Too bad about Ngongo; Survived Sudan, lived through the beatdown Cap laid on him for going Rambo.  Didn’t live to see the collapse though.  Bad rumors and worse news, and we kept getting weird fucking alert orders for missions that never did get a green light, just days on standby, checking and re-checking, jokers with coffee cups and shipping manifests and Top wanting to break shit.  We just didn’t have the time to keep an eye on the kid.  Failed him.

One morning he got a finger too deep into a bottle of Everclear and just quit breathing.  We were all racked out, nobody even noticed.  Good people, even if he was bent all wrong, and he never would put a weapon back on the rack the first time you tried to turn it in.  Knew his shit though, loved his fucking guns, took pride in ’em.  Loved Cap, too, and his idea of America, I guess, in his own deeply fucked up way.

Cap had us packed to ship out thirty-six hours after we found his body, part of that little breakdown he had, played it like a real deployment, except the gear list was all screwy, too much redundancy, too compartmentalized.

Formed us up at 3am, yawning, lazy hands warm in forbidden pockets.  Sat us all down with a shitload of doughnuts and told us we could come up north with him, or not; That all the normal garrison bullshit and secret squirrel deployments were over, the paychecks were gonna stop coming, and we could either bug out now and maybe stick together, or go down the hole with the top brass and the policy wonks, live like a bunch of scared fucking rabbits while everything we were supposed to stand for just collapsed into a big steaming pile.

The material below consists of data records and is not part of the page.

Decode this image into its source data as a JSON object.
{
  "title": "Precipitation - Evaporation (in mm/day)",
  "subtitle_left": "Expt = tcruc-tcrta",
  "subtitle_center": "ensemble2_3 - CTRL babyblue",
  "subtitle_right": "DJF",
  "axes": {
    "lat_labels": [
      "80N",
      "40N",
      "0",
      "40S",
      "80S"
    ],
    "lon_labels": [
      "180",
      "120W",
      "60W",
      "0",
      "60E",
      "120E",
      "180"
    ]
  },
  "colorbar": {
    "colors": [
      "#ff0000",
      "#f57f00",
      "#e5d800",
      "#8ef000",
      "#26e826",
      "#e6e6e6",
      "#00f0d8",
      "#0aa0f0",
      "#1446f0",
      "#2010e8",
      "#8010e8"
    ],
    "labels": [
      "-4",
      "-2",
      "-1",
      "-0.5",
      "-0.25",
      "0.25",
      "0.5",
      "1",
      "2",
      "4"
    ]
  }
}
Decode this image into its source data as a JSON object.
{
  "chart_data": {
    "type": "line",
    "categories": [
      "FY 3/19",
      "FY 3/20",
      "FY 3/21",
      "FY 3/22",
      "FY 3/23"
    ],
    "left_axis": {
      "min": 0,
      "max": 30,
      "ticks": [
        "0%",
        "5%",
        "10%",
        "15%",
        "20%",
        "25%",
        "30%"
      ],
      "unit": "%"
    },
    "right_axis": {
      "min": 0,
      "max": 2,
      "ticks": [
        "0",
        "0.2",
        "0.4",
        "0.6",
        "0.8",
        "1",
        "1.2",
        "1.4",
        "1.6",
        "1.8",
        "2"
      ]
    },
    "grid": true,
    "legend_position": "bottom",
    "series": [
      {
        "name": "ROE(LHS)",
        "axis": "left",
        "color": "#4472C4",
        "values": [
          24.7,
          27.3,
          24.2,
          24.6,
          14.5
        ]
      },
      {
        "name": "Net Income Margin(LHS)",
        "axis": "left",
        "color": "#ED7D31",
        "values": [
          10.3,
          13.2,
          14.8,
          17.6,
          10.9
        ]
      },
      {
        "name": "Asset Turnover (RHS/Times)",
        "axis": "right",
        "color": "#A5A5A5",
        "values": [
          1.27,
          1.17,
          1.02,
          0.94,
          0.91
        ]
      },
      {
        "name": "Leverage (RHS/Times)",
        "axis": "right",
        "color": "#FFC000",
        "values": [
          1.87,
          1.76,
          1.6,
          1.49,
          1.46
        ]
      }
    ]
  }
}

Hell of a speech, he said it better than I can remember it; Must’ve been reading his Carroll or something.  Somehow, he knew about what was coming, because too much of it actually happened.  Rumors and superstition, maybe.  Or maybe he was just grief-crazy and we were brainwashed suckers.  But he called a lot of it.

About half of us went with him, after some pretty surreal Q&A.  Everybody else just went back in the barracks and hit the sack.  Nobody called the MP’s, far as I know; no panicky tweets about mass desertion and stolen equipment.  Nobody even said the magic word, AWOL, just eyes open and deuces and complicated handshakes with sticky fingers.  Maybe they just thought he was wrong about the paychecks.  Dunno.

He was right though… Normal was definitely over.  Haven’t seen a doughnut in years.